Entering into Retirement, Dan Recht Plans to Work ‘A Lot’

Firm founder and award-winning attorney, Recht’s proud of the firm he leaves behind

Dan Recht
Recht Kornfeld founder Dan Recht retired from his criminal defense practice Jan. 1.

Dan Recht, criminal defense lawyer and co-founder of Recht Kornfeld, officially entered retirement on Jan. 1. While his retirement is in effect, his work in civil issues is not.

Recht has served on boards of many groups that have shaped criminal defense law, including serving as president of the Colorado Criminal Defense Bar and chairing the ACLU of Colorado and 2nd Judicial District Judicial Performance Commission. And his representative work includes defending the Denver Nuggets and the Tattered Cover Bookstore. 

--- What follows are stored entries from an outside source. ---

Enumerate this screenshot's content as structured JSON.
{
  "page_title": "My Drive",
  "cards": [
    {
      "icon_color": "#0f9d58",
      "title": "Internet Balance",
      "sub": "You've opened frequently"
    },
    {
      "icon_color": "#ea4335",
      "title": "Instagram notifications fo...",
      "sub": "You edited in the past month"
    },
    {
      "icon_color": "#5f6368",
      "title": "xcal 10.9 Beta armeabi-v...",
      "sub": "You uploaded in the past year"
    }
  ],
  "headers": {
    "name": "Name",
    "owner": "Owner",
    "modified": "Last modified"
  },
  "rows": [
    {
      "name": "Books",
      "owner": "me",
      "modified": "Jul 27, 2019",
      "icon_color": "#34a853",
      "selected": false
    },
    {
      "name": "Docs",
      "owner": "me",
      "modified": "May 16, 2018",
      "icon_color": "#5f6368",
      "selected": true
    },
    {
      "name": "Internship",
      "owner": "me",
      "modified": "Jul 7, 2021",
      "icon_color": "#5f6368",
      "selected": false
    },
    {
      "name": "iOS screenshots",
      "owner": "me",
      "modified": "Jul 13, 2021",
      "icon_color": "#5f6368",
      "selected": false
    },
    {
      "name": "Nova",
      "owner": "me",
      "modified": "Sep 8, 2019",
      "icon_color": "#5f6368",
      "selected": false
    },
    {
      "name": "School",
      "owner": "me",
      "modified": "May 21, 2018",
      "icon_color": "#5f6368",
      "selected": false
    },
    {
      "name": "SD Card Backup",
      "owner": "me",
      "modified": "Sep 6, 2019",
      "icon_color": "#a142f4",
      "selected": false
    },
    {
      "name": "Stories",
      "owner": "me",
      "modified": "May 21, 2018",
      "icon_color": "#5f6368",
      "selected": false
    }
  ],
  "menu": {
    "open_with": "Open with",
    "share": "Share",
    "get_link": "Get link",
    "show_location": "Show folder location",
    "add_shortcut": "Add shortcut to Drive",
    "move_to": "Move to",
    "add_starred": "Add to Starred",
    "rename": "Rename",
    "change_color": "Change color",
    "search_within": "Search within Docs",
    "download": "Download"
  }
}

In the Tattered Cover case, Recht defended the booksellers’ right to keep customer purchases confidential from the local police department. He argued to the Colorado Supreme Court that both the U.S. and Colorado constitutions protected the right to receive and distribute information and ideas and purchase reading material anonymously.

Recht helped found his namesake firm Recht Kornfeld in 2002 with criminal defense attorney Rick Kornfeld. Kornfeld said that Recht’s clients and “every judge or justice before whom he’s ever appeared can see what a committed advocate Dan is.”

“Dan knows that principled lawyering is essential to ensuring fairness in the judicial system and protecting our fundamental rights,” Kornfeld said.

As the firm has broadened beyond criminal defense in scope over the years, Recht said it has become a boutique firm of litigators.

Along with his partners, Recht said the firm has always chosen to grow slowly and take on lawyers who excel in their specialty and are ethical beyond reproach while fitting in the firm’s culture of informality and cooperation. “I’m terribly proud of it,” Recht said. “I’ve given over 40 years of my life with complete passion and commitment to criminal defense and this firm, and it is one of the prides of my adult life.”

As the scope of the firm has broadened from criminal defense to other forms of litigation, including political, regulatory, civil and appellate law, Recht said he leaves the firm feeling ambivalent about leaving. 

In terms of criminal defense, Recht said he’s always felt “quite passionate” about that representation. He came to believe in the mission of the public defender early in his time in that role, saying he’s “swallowed the Kool-Aid,” adding he’s been drinking it ever since.

When he left the public defender’s office, Recht said he had the opportunity to work at big firms if he wanted. However, he didn’t, and instead started his own firm dedicated to high-level criminal defense.

While his retirement will not be an end to his legal activities, Recht said he does not anticipate any active role at the firm bearing his name. He does believe, however, that work needs to be done in the criminal justice system.

He said he believes the criminal justice system needs a long look at itself to see “a racist reflection.” Since the time he was a young public defender, he said he’s seen bias against people of color. “And so, all public defenders, long before Black Lives Matter, regularly saw the discrepancies between the sentences imposed upon Black men and white men,” he said. “It’s truly the new Jim Crow, where prisons are disproportionately filled with young black men who are then relegated to second-class citizenship forever — for wearing the scarlet letter of a felon.”

He feels that there is a need for significant change for the sentencing disparities, which he said he feels are becoming unconscionable. However, he said he thinks more people are taking note of that disparity and are working hard to change it. 

As a defense attorney, a person must be able to sympathize with a client, find the good and humanity in them, be able to feel his pain and treat him “as a brother” — despite the wrong things they may have done. “The last thing that they need is a second judge,” he said. “What they need is an articulate voice to explain their situation, and I’ve always been very comfortable in that role.”

With retirement, Recht said he’s also looking forward to spending more time with family and his grandchildren close by and is excited to engage other passions. His current intentions are for further adventure travel around the world. Recht said he’s done bike trips across the globe, hiked across Nepal and he hopes to do more while physically able.

And his work isn’t over. Recht says he plans to continue his work with the ACLU by chairing its legal panel, do pro bono work for nonprofits, and continue his involvement with the Colorado executive committee of J Street, a nonprofit organization committed to a peaceful resolution to the occupation of Palestinians in Israel and Palestine.